The branding ads are plastered over a shot of Woodward St, a cricket-pitch-length lane which leads down from The Terrace to Lambton Quay. It looks virtually deserted and vaguely windswept and Aucklanders may compare it with Ponsonby Rd on any weeknight and chortle at Wellingtonians' presumption in dubbing their city "hot." Blumsky is unrepentant.
"We have a city which people have ownership of and are proud of," he says. "I don't think Aucklanders know what their city is. If you asked 100 people in the Wellington region whether they had been into the city, how many would say yes? 100. Now what about if you asked 100 Aucklanders?"
For all that ownership, Wellington may have a way to go before it can claim that it's particularly hot - or even particularly urban. Courtenay Place, the city's restaurant strip (and bus terminal), certainly has big-city pretensions to judge by the waiting staff in the cafes who do more waiting than work and stand around looking bored and gorgeous in their short black aprons while preening their frosted hair. But there's a yawning hole of waste ground in the middle of it, fenced in by sheets of plywood which proclaim that it will become "Courtenay Central." Ah, a shopping mall. Now there's an idea for a city centre.
It's along its waterfront that Wellington seems the most uncertain. On a good day - of which, I am told, they have so few - Wellington has the most spectacular of the country's harbours, ringed by slopes which sprout homes and apartments. But it's cut off from the city centre by the snarling, four-lane speedway of Jervois Quay. That Wellingtonians experience it as a kind of separation was proven by the failure of the waterfront shopping precinct in sheds which now house Shell's head office - and an events centre which few people seem to have a good word to say about.
What remains are long expanses of concrete runway which seem to belong to skaters, scooters, cyclists and joggers. But the city which calls so many of its streets quays seems oddly disconnected from the water. The council's plans to develop the waterfront ran into well-organised opposition from groups who reckon buildings will block harbour views and reduce access. Watch that space.
For all it's "hot city" pretensions, Wellington might be better - and certainly more honest - depicting itself as a cool town. A village even. There are plenty of us Aucklanders who tire of the way so much of national life - cultural life in particular - is run by people from a town the size of a decent suburb in Waitakere.
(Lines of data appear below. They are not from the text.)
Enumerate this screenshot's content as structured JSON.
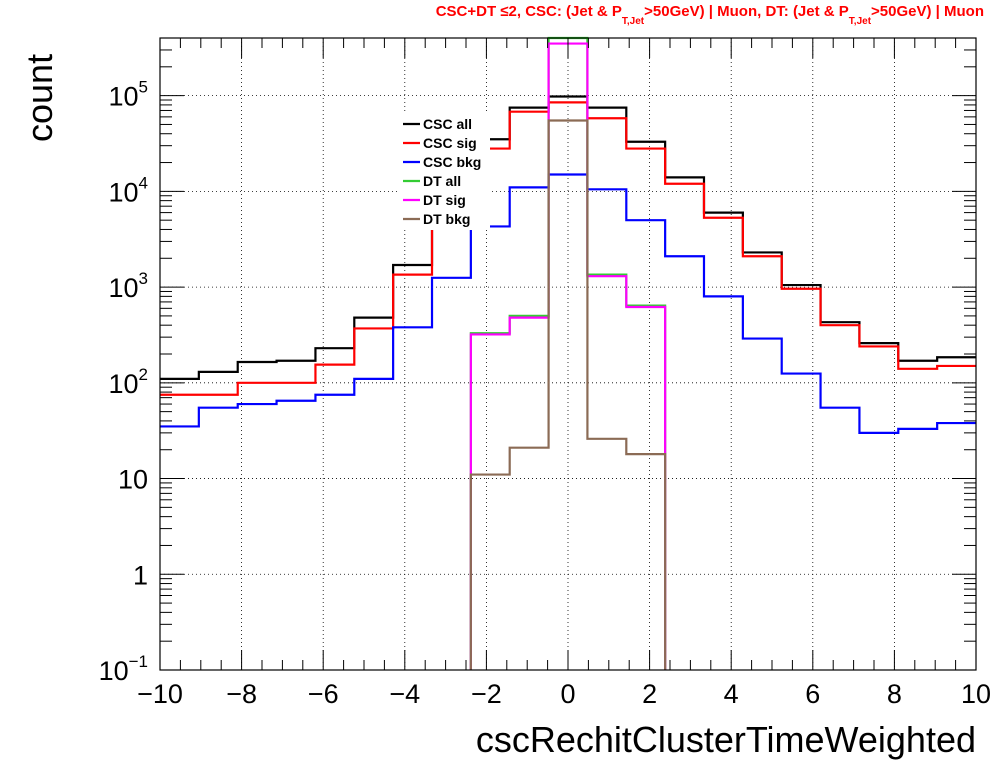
{
  "chart_data": {
    "type": "histogram",
    "title": {
      "part1": "CSC+DT ≤2, CSC: (Jet & P",
      "sub1": "T,Jet",
      "part2": ">50GeV) | Muon, DT: (Jet & P",
      "sub2": "T,Jet",
      "part3": ">50GeV) | Muon"
    },
    "xlabel": "cscRechitClusterTimeWeighted",
    "ylabel": "count",
    "xlim": [
      -10,
      10
    ],
    "ylim": [
      0.1,
      400000
    ],
    "log_y": true,
    "grid": true,
    "legend_placement": "top-left-center",
    "x_ticks": [
      {
        "value": -10,
        "label": "−10"
      },
      {
        "value": -8,
        "label": "−8"
      },
      {
        "value": -6,
        "label": "−6"
      },
      {
        "value": -4,
        "label": "−4"
      },
      {
        "value": -2,
        "label": "−2"
      },
      {
        "value": 0,
        "label": "0"
      },
      {
        "value": 2,
        "label": "2"
      },
      {
        "value": 4,
        "label": "4"
      },
      {
        "value": 6,
        "label": "6"
      },
      {
        "value": 8,
        "label": "8"
      },
      {
        "value": 10,
        "label": "10"
      }
    ],
    "y_ticks": [
      {
        "value": 0.1,
        "base": "10",
        "exp": "−1"
      },
      {
        "value": 1,
        "base": "1",
        "exp": ""
      },
      {
        "value": 10,
        "base": "10",
        "exp": ""
      },
      {
        "value": 100,
        "base": "10",
        "exp": "2"
      },
      {
        "value": 1000,
        "base": "10",
        "exp": "3"
      },
      {
        "value": 10000,
        "base": "10",
        "exp": "4"
      },
      {
        "value": 100000,
        "base": "10",
        "exp": "5"
      }
    ],
    "bin_edges": [
      -10,
      -9.048,
      -8.095,
      -7.143,
      -6.19,
      -5.238,
      -4.286,
      -3.333,
      -2.381,
      -1.429,
      -0.476,
      0.476,
      1.429,
      2.381,
      3.333,
      4.286,
      5.238,
      6.19,
      7.143,
      8.095,
      9.048,
      10
    ],
    "series": [
      {
        "name": "CSC all",
        "color": "#000000",
        "values": [
          110,
          130,
          165,
          170,
          230,
          480,
          1700,
          5500,
          35000,
          75000,
          98000,
          75000,
          33000,
          14000,
          6000,
          2300,
          1050,
          430,
          260,
          170,
          185
        ]
      },
      {
        "name": "CSC sig",
        "color": "#ff0000",
        "values": [
          75,
          75,
          100,
          100,
          155,
          370,
          1350,
          4500,
          28000,
          68000,
          85000,
          58000,
          28000,
          12000,
          5300,
          2100,
          960,
          400,
          240,
          140,
          150
        ]
      },
      {
        "name": "CSC bkg",
        "color": "#0000ff",
        "values": [
          35,
          55,
          60,
          65,
          75,
          110,
          380,
          1250,
          4300,
          11000,
          15000,
          10500,
          5000,
          2100,
          800,
          290,
          125,
          55,
          30,
          33,
          38
        ]
      },
      {
        "name": "DT all",
        "color": "#33cc33",
        "values": [
          null,
          null,
          null,
          null,
          null,
          null,
          null,
          null,
          330,
          500,
          420000,
          1350,
          640,
          null,
          null,
          null,
          null,
          null,
          null,
          null,
          null
        ]
      },
      {
        "name": "DT sig",
        "color": "#ff00ff",
        "values": [
          null,
          null,
          null,
          null,
          null,
          null,
          null,
          null,
          320,
          480,
          350000,
          1300,
          620,
          null,
          null,
          null,
          null,
          null,
          null,
          null,
          null
        ]
      },
      {
        "name": "DT bkg",
        "color": "#8b6b55",
        "values": [
          null,
          null,
          null,
          null,
          null,
          null,
          null,
          null,
          11,
          21,
          55000,
          26,
          18,
          null,
          null,
          null,
          null,
          null,
          null,
          null,
          null
        ]
      }
    ]
  }
}
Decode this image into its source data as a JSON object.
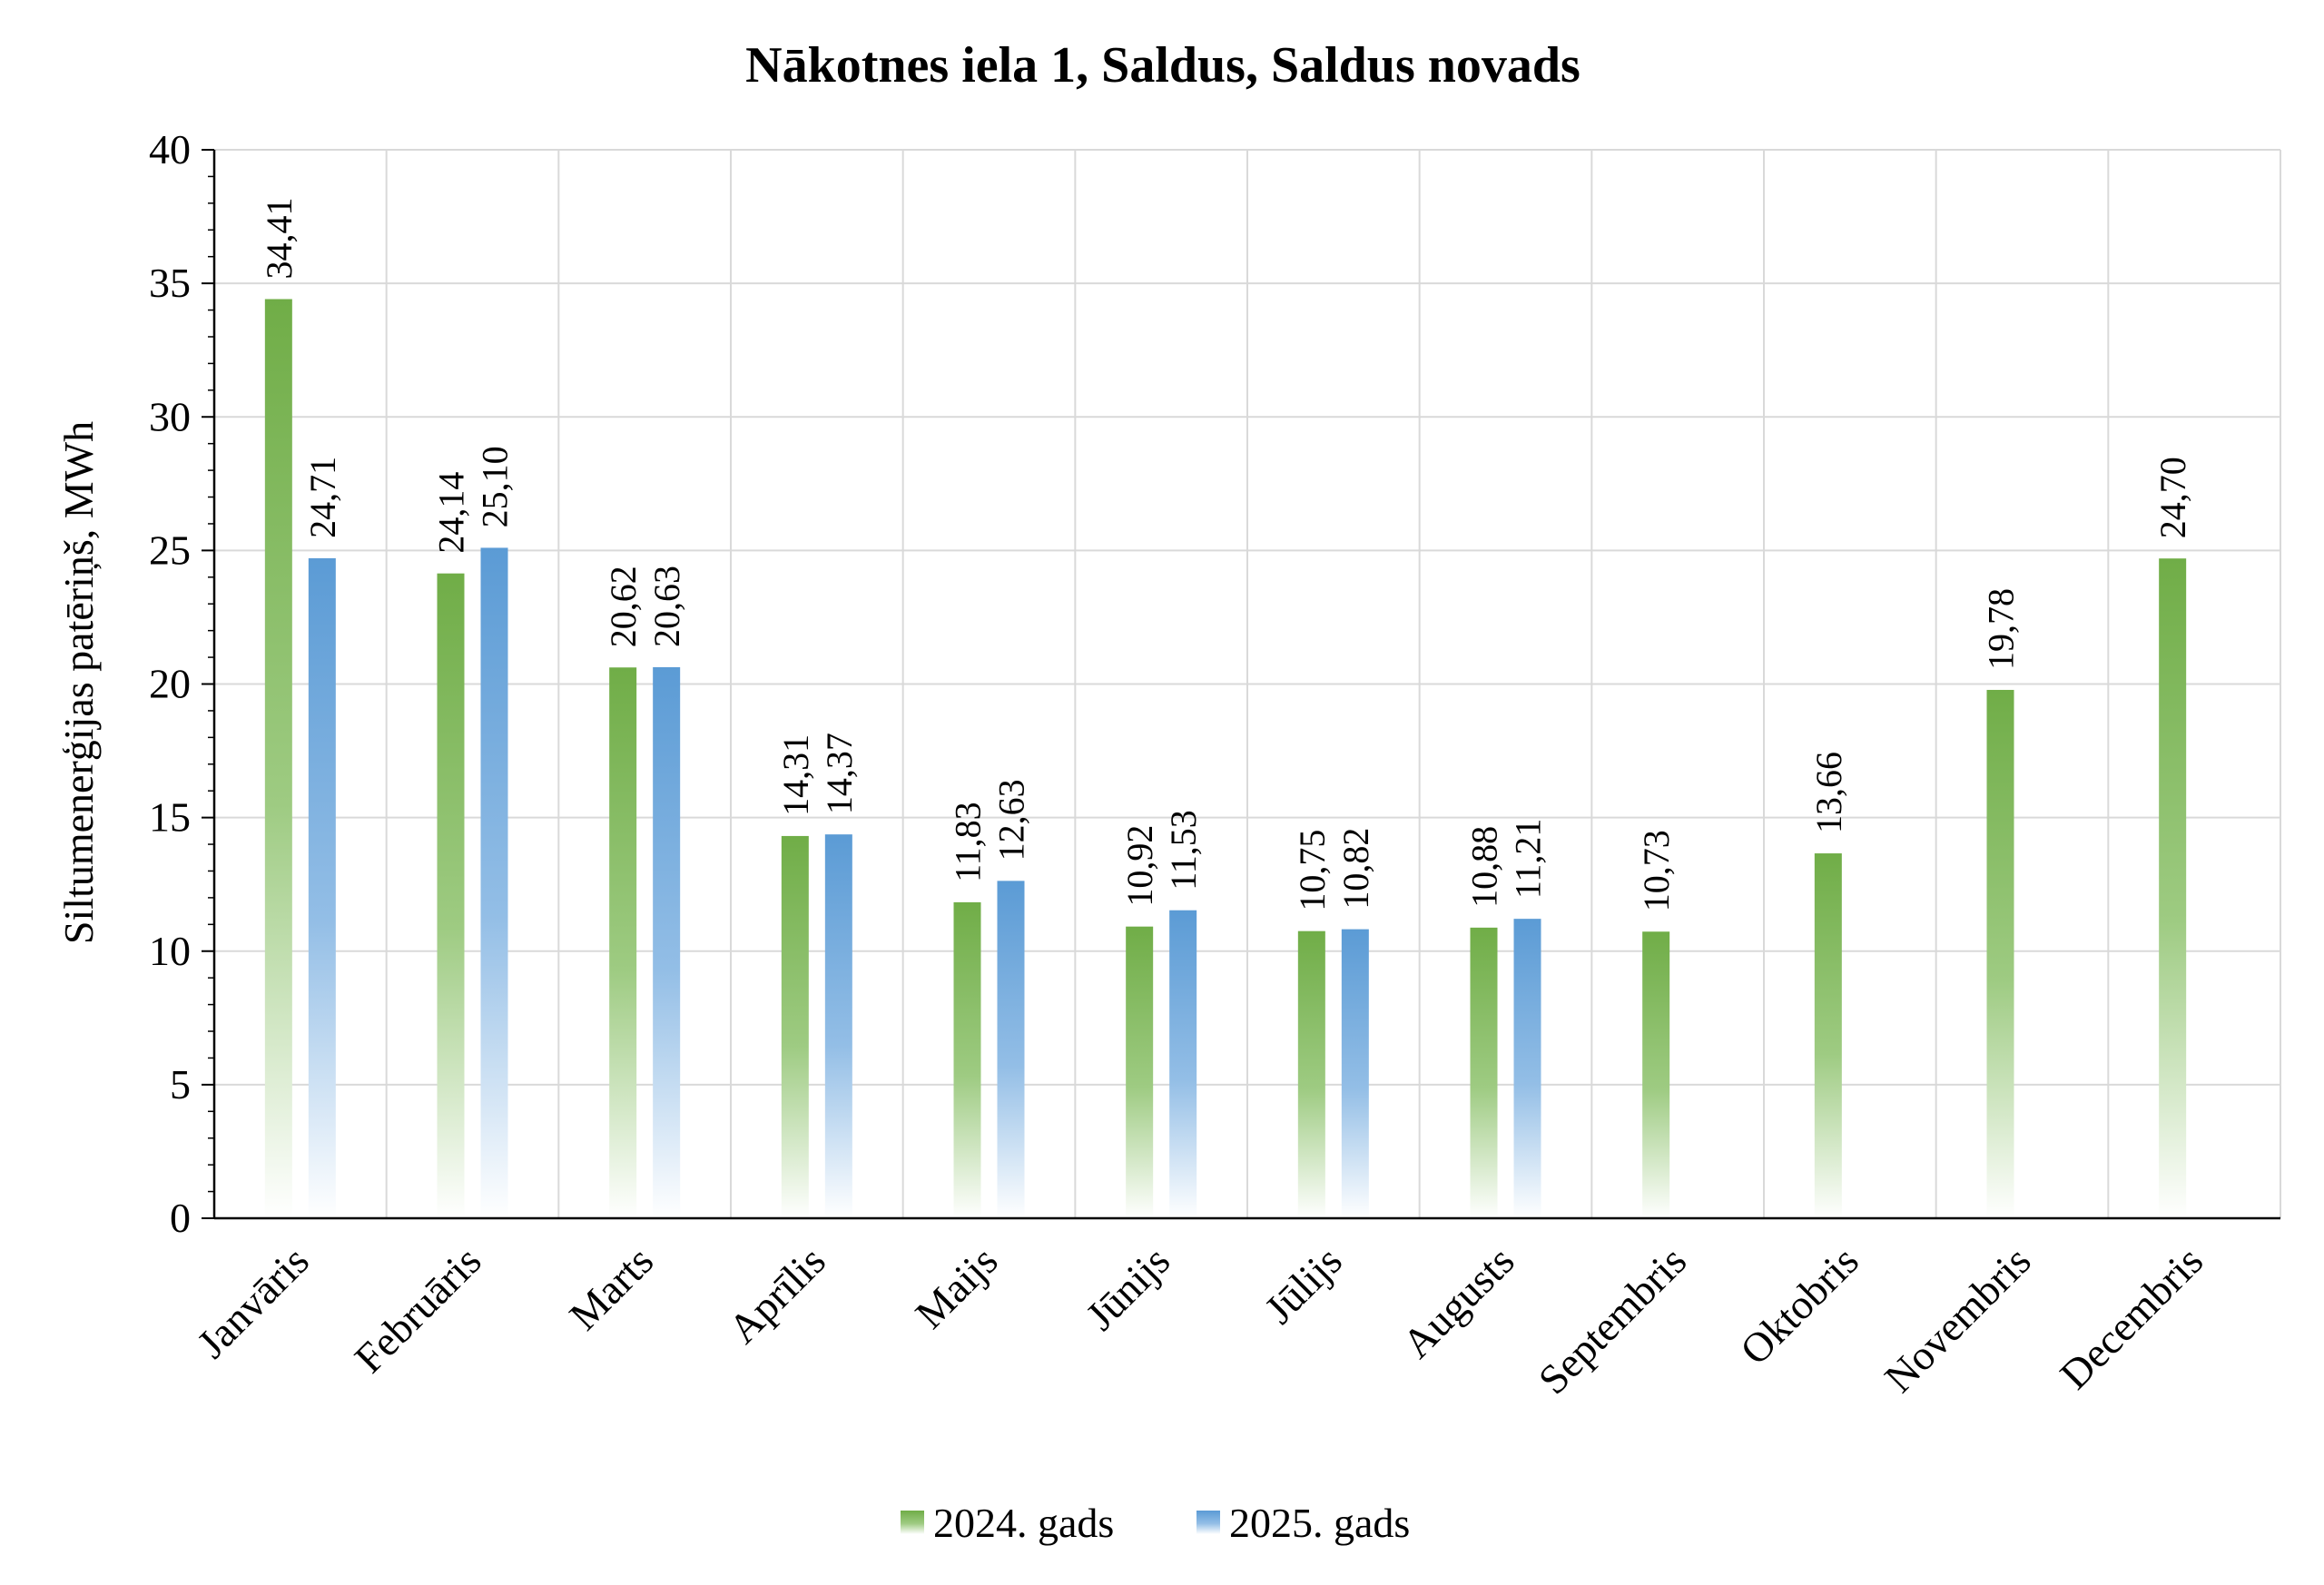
{
  "chart_data": {
    "type": "bar",
    "title": "Nākotnes iela 1, Saldus, Saldus novads",
    "ylabel": "Siltumenerģijas patēriņš, MWh",
    "xlabel": "",
    "ylim": [
      0,
      40
    ],
    "yticks": [
      0,
      5,
      10,
      15,
      20,
      25,
      30,
      35,
      40
    ],
    "grid": true,
    "legend_position": "bottom",
    "categories": [
      "Janvāris",
      "Februāris",
      "Marts",
      "Aprīlis",
      "Maijs",
      "Jūnijs",
      "Jūlijs",
      "Augusts",
      "Septembris",
      "Oktobris",
      "Novembris",
      "Decembris"
    ],
    "series": [
      {
        "name": "2024. gads",
        "color": "#70AD47",
        "values": [
          34.41,
          24.14,
          20.62,
          14.31,
          11.83,
          10.92,
          10.75,
          10.88,
          10.73,
          13.66,
          19.78,
          24.7
        ],
        "labels": [
          "34,41",
          "24,14",
          "20,62",
          "14,31",
          "11,83",
          "10,92",
          "10,75",
          "10,88",
          "10,73",
          "13,66",
          "19,78",
          "24,70"
        ]
      },
      {
        "name": "2025. gads",
        "color": "#5B9BD5",
        "values": [
          24.71,
          25.1,
          20.63,
          14.37,
          12.63,
          11.53,
          10.82,
          11.21,
          null,
          null,
          null,
          null
        ],
        "labels": [
          "24,71",
          "25,10",
          "20,63",
          "14,37",
          "12,63",
          "11,53",
          "10,82",
          "11,21",
          null,
          null,
          null,
          null
        ]
      }
    ]
  }
}
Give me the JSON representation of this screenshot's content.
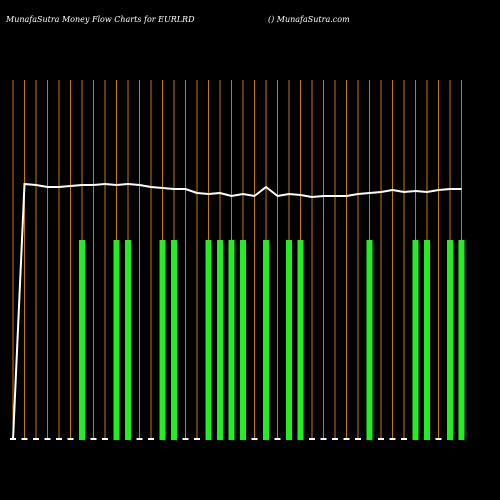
{
  "chart_data": {
    "type": "bar",
    "title": "MunafaSutra  Money Flow  Charts for EURLRD",
    "subtitle": "() MunafaSutra.com",
    "background": "#000000",
    "column_line_color": "#c8740f",
    "ylim": [
      0,
      360
    ],
    "bar_values": [
      2,
      2,
      2,
      2,
      2,
      2,
      200,
      2,
      2,
      200,
      200,
      2,
      2,
      200,
      200,
      2,
      2,
      200,
      200,
      200,
      200,
      2,
      200,
      2,
      200,
      200,
      2,
      2,
      2,
      2,
      2,
      200,
      2,
      2,
      2,
      200,
      200,
      2,
      200,
      200
    ],
    "bar_colors": [
      "#ffffff",
      "#ffffff",
      "#ffffff",
      "#ffffff",
      "#ffffff",
      "#ffffff",
      "#22ee22",
      "#ffffff",
      "#ffffff",
      "#22ee22",
      "#22ee22",
      "#ffffff",
      "#ffffff",
      "#22ee22",
      "#22ee22",
      "#ffffff",
      "#ffffff",
      "#22ee22",
      "#22ee22",
      "#22ee22",
      "#22ee22",
      "#ffffff",
      "#22ee22",
      "#ffffff",
      "#22ee22",
      "#22ee22",
      "#ffffff",
      "#ffffff",
      "#ffffff",
      "#ffffff",
      "#ffffff",
      "#22ee22",
      "#ffffff",
      "#ffffff",
      "#ffffff",
      "#22ee22",
      "#22ee22",
      "#ffffff",
      "#22ee22",
      "#22ee22"
    ],
    "line": {
      "color": "#ffffff",
      "values": [
        0,
        256,
        255,
        253,
        253,
        254,
        255,
        255,
        256,
        255,
        256,
        255,
        253,
        252,
        251,
        251,
        247,
        246,
        247,
        244,
        246,
        244,
        253,
        244,
        246,
        245,
        243,
        244,
        244,
        244,
        246,
        247,
        248,
        250,
        248,
        249,
        248,
        250,
        251,
        251
      ]
    }
  }
}
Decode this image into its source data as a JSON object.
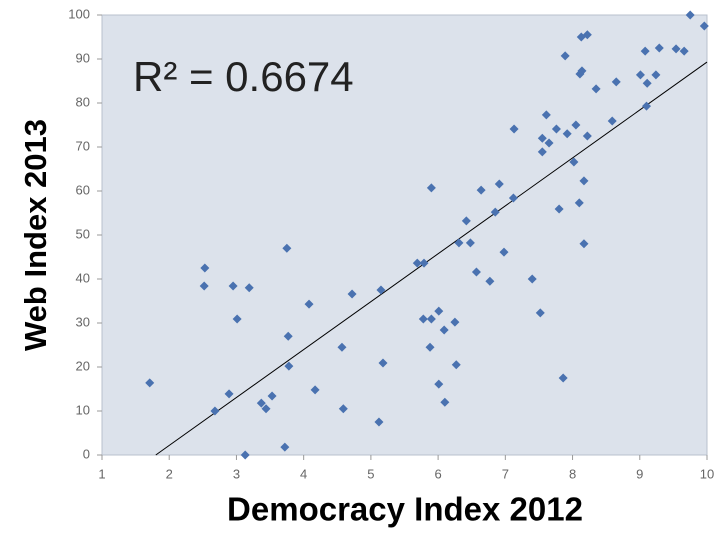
{
  "chart_data": {
    "type": "scatter",
    "xlabel": "Democracy Index 2012",
    "ylabel": "Web Index 2013",
    "annotation": "R² = 0.6674",
    "xlim": [
      1,
      10
    ],
    "ylim": [
      0,
      100
    ],
    "xticks": [
      1,
      2,
      3,
      4,
      5,
      6,
      7,
      8,
      9,
      10
    ],
    "yticks": [
      0,
      10,
      20,
      30,
      40,
      50,
      60,
      70,
      80,
      90,
      100
    ],
    "grid": false,
    "series": [
      {
        "color": "#4a72b0",
        "x": [
          1.71,
          2.53,
          2.52,
          2.68,
          2.89,
          2.95,
          3.01,
          3.13,
          3.19,
          3.37,
          3.44,
          3.53,
          3.75,
          3.77,
          3.78,
          3.72,
          4.08,
          4.17,
          4.57,
          4.59,
          4.72,
          5.12,
          5.15,
          5.18,
          5.69,
          5.79,
          5.78,
          5.88,
          5.9,
          5.9,
          6.01,
          6.01,
          6.09,
          6.1,
          6.25,
          6.27,
          6.31,
          6.42,
          6.48,
          6.57,
          6.64,
          6.77,
          6.85,
          6.91,
          6.98,
          7.12,
          7.13,
          7.4,
          7.52,
          7.55,
          7.55,
          7.61,
          7.65,
          7.76,
          7.8,
          7.86,
          7.89,
          7.92,
          8.02,
          8.05,
          8.1,
          8.11,
          8.14,
          8.13,
          8.22,
          8.17,
          8.17,
          8.22,
          8.35,
          8.59,
          8.65,
          9.01,
          9.08,
          9.1,
          9.11,
          9.24,
          9.29,
          9.54,
          9.66,
          9.75,
          9.96
        ],
        "values": [
          16.4,
          42.5,
          38.4,
          10,
          13.9,
          38.4,
          30.9,
          0,
          38,
          11.8,
          10.5,
          13.4,
          47,
          27,
          20.2,
          1.8,
          34.3,
          14.8,
          24.5,
          10.5,
          36.6,
          7.5,
          37.5,
          20.9,
          43.6,
          43.6,
          30.9,
          24.5,
          30.9,
          60.7,
          32.7,
          16.1,
          28.4,
          12,
          30.2,
          20.5,
          48.2,
          53.2,
          48.2,
          41.6,
          60.2,
          39.5,
          55.2,
          61.6,
          46.1,
          58.4,
          74.1,
          40,
          32.3,
          72,
          68.9,
          77.3,
          70.9,
          74.1,
          55.9,
          17.5,
          90.7,
          73,
          66.6,
          75,
          57.3,
          86.6,
          87.3,
          95,
          95.5,
          62.3,
          48,
          72.5,
          83.2,
          75.9,
          84.8,
          86.4,
          91.8,
          79.3,
          84.5,
          86.4,
          92.5,
          92.3,
          91.8,
          100,
          97.5
        ]
      }
    ],
    "trendline": {
      "color": "#000000",
      "x": [
        1.8,
        10
      ],
      "values": [
        0,
        89.3
      ]
    }
  }
}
They constitute a cabal as powerful as any mafia - and their lives seem so self-absorbed we wonder if the expression about "life beyond the Bombay Hills" ought to change to "life beyond the Rimutakas."
An Aucklander of my acquaintance, forced by family circumstance to live in the capital, still hasn't got over the dinner-party conversations: a senior public-sector executive complains his job is boring and someone else says she has a friend who fancies a move. Half an hour and a bottle of Martinborough pinot noir later the rearrangement has been decided on - and by the end of the week it's a fait accompli.
That's the way they do things in villages - not in cities.